Protagonista della riconversione di Finale Emilia (Modena) e Ostellato (Ferrara) sarà invece il legno. L’impatto per l’agricoltura piuttosto modesto, stimato in circa un migliaio di ettari da investire a short rotation. Ben poco rispetto alla superficie bieticola persa. Ma c’è di più. Per assicurare un’adeguata remunerazione del pioppo da parte di queste centrali verrà utilizzata anche biomassa di origine non agricola, meno costosa. La convenienza alla coltivazione di specie arboree a rapido accrescimento scatta, per l’agricoltore, con un prezzo del cippato superiore ai 40 euro/t. Troppo alto per la sostenibilità economica della centrale.
L’equivoco dei prezzi
E proprio sui prezzi della materia prima di origine agricola si sviluppa l’equivoco della vicenda agroenergie. Questa innovativa destinazione d’uso di mais, pioppo e oleaginose non sembra poter garantire all’agricoltore guadagni a ettaro più elevati di quelli attuali. A meno che egli non diventi protagonista di un’impresa agroenergetica, dedita alla trasformazione diretta dei prodotti aziendali in energia. Come accade per l’uva e il vino, i cereali e la carne, i foraggi e il latte.
Impianti di piccola dimensione, magari di cogenerazione (contemporanea produzione di energia termica ed elettrica) e quindi a elevato rendimento energetico complessivo, installati presso gli utenti finali e gestiti da agricoltori e loro associazioni possono oggi assicurare una remunerazione delle commodity maggiore di quella offerta dal mercato.

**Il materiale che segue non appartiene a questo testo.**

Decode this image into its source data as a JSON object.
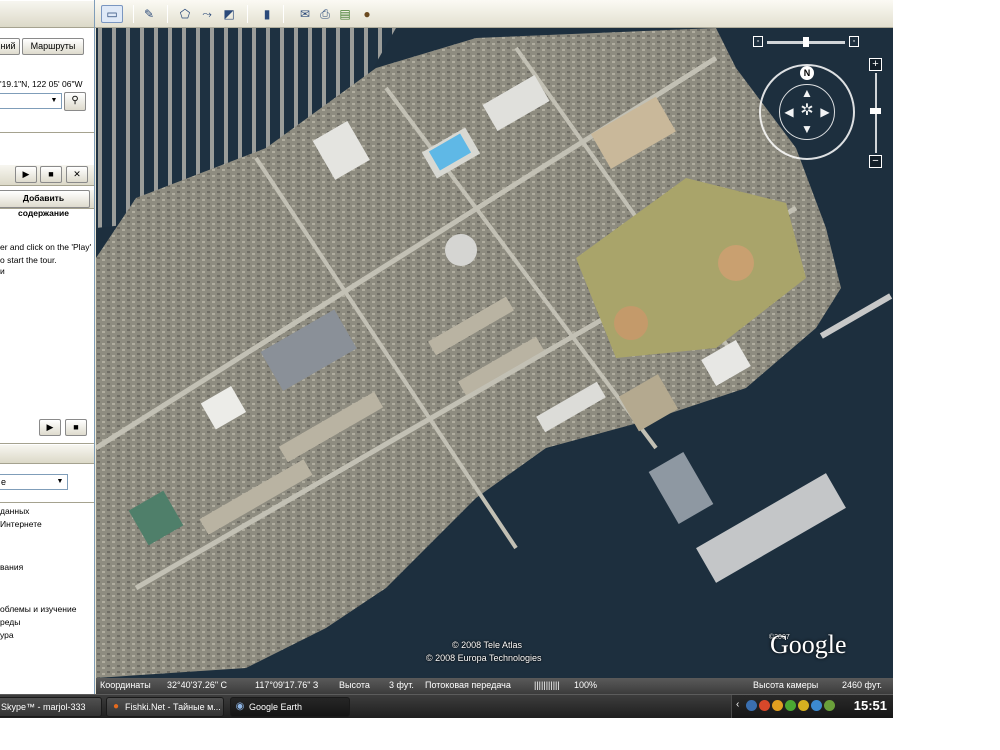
{
  "window": {
    "title": "Google Earth"
  },
  "sidebar": {
    "search_tabs": [
      "ний",
      "Маршруты"
    ],
    "coords_hint": "'19.1\"N, 122 05' 06\"W",
    "search_value": "",
    "add_content_label": "Добавить содержание",
    "tour_hint_lines": [
      "er and click on the 'Play'",
      "o start the tour.",
      "и"
    ],
    "layers_dropdown_value": "e",
    "layers_items": [
      "данных",
      "Интернете",
      "",
      "вания",
      "",
      "облемы и изучение",
      "реды",
      "ура"
    ]
  },
  "toolbar": {
    "icons": [
      "sidebar-icon",
      "placemark-icon",
      "polygon-icon",
      "path-icon",
      "overlay-icon",
      "ruler-icon",
      "email-icon",
      "print-icon",
      "maps-icon",
      "sky-icon"
    ]
  },
  "map": {
    "attribution_lines": [
      "© 2008 Tele Atlas",
      "© 2008 Europa Technologies"
    ],
    "logo": "Google",
    "logo_copyright": "©2007",
    "compass_label": "N"
  },
  "status": {
    "coords_label": "Координаты",
    "latitude": "32°40'37.26\" С",
    "longitude": "117°09'17.76\" З",
    "elevation_label": "Высота",
    "elevation_value": "3 фут.",
    "streaming_label": "Потоковая передача",
    "streaming_bar": "|||||||||||",
    "streaming_percent": "100%",
    "camera_label": "Высота камеры",
    "camera_value": "2460 фут."
  },
  "taskbar": {
    "tasks": [
      {
        "label": "Skype™ - marjol-333"
      },
      {
        "label": "Fishki.Net - Тайные м..."
      },
      {
        "label": "Google Earth"
      }
    ],
    "clock": "15:51"
  },
  "colors": {
    "water": "#1d2f3e",
    "land": "#9a9a8c",
    "field": "#a9a46a",
    "pool": "#5fb8e6",
    "taskbar": "#262626"
  }
}
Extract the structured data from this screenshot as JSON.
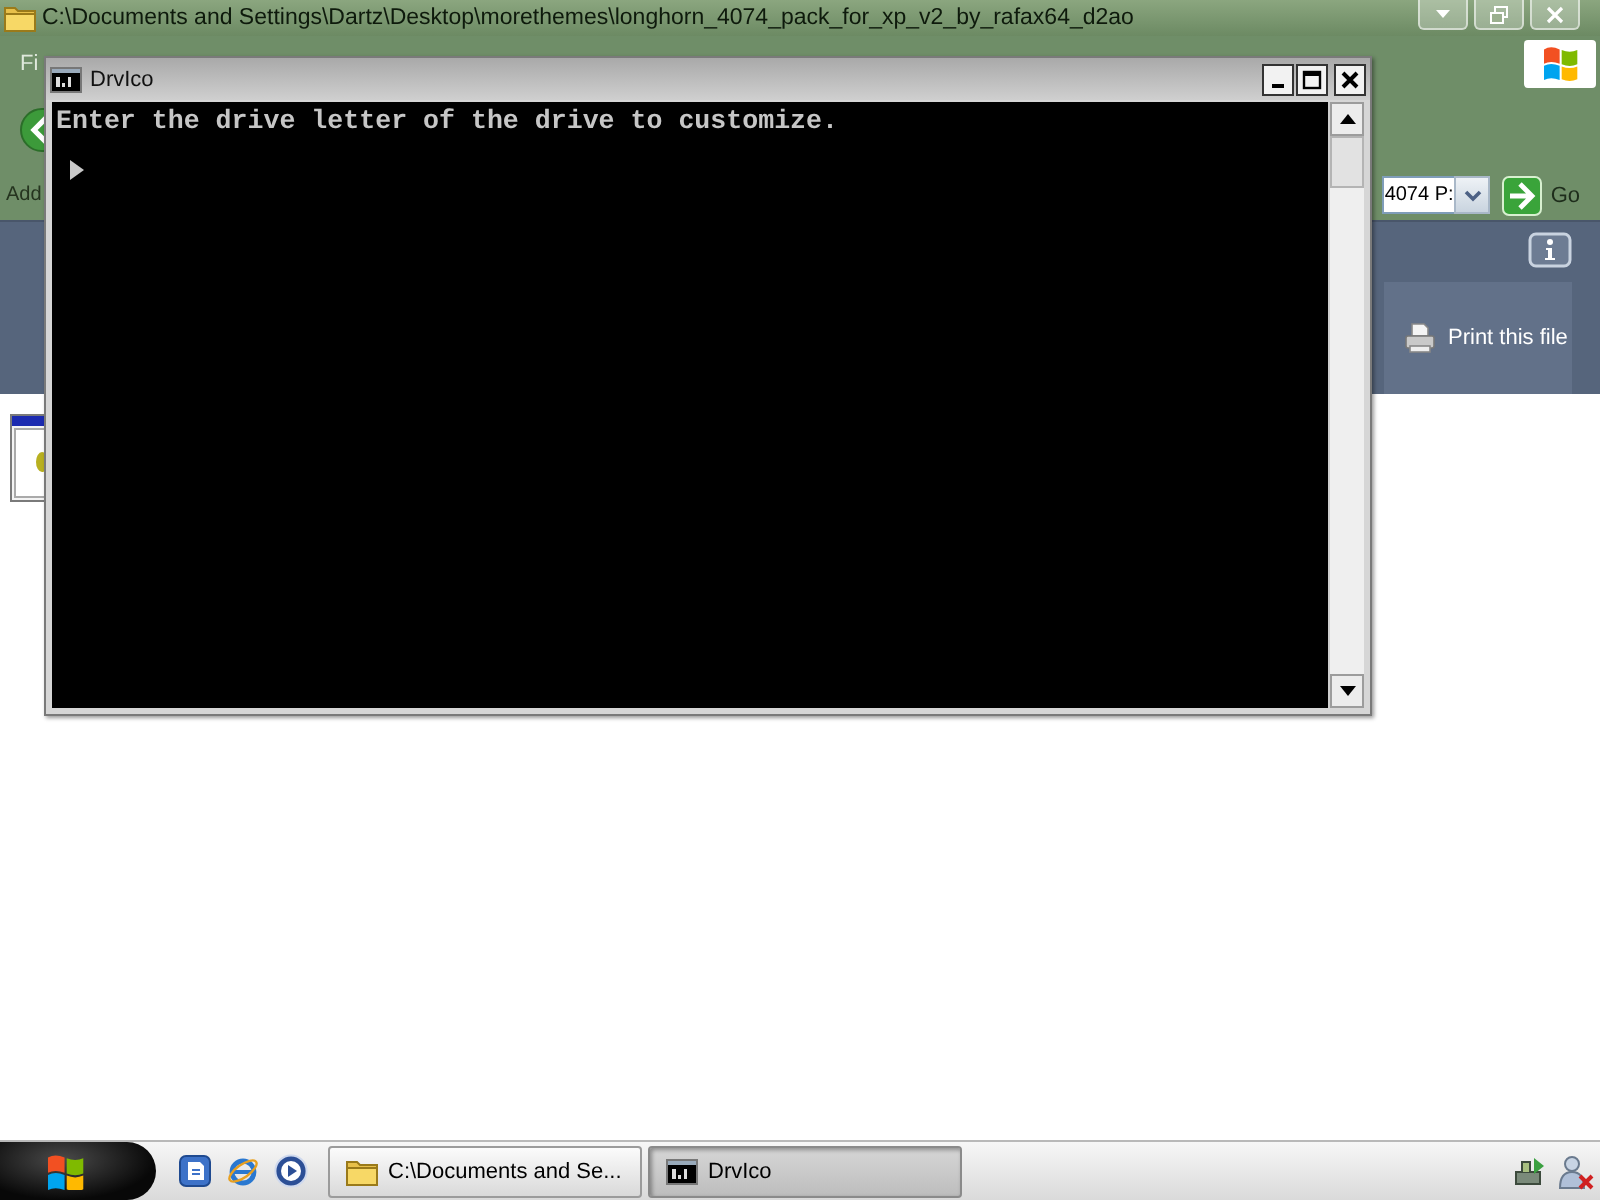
{
  "explorer": {
    "title": "C:\\Documents and Settings\\Dartz\\Desktop\\morethemes\\longhorn_4074_pack_for_xp_v2_by_rafax64_d2ao",
    "menu": [
      "Fi"
    ],
    "address": {
      "label": "Add",
      "value": "4074 P:",
      "go_label": "Go"
    },
    "task_links": [
      "Print this file"
    ]
  },
  "console": {
    "title": "DrvIco",
    "lines": [
      "Enter the drive letter of the drive to customize."
    ]
  },
  "taskbar": {
    "tasks": [
      {
        "kind": "folder",
        "label": "C:\\Documents and Se...",
        "selected": false
      },
      {
        "kind": "console",
        "label": "DrvIco",
        "selected": true
      }
    ]
  }
}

Va in questo senso la legge 81 dell’11-3-2006 laddove prevede titolo preferenziale per le filiere agroenergetiche nei contratti di fornitura di biocarburanti per trasporto e riscaldamento pubblico.
Serve un approccio pragmatico e serio, non propagandistico.
Il Governo deve attuare quanto previsto dalla legge 81, le associazioni promuovere e organizzare le iniziative degli agricoltori.
Da pochi giorni è aperto un bando pubblico per la fornitura di energia termica a una ventina di penitenziari nel Centro e Nord Italia. È possibile installare impianti di cogenerazione e cedere energia termica agli istituti di detenzione ed elettrica alla rete. Servirebbero 16.000 ha di girasole. Chi si fa avanti?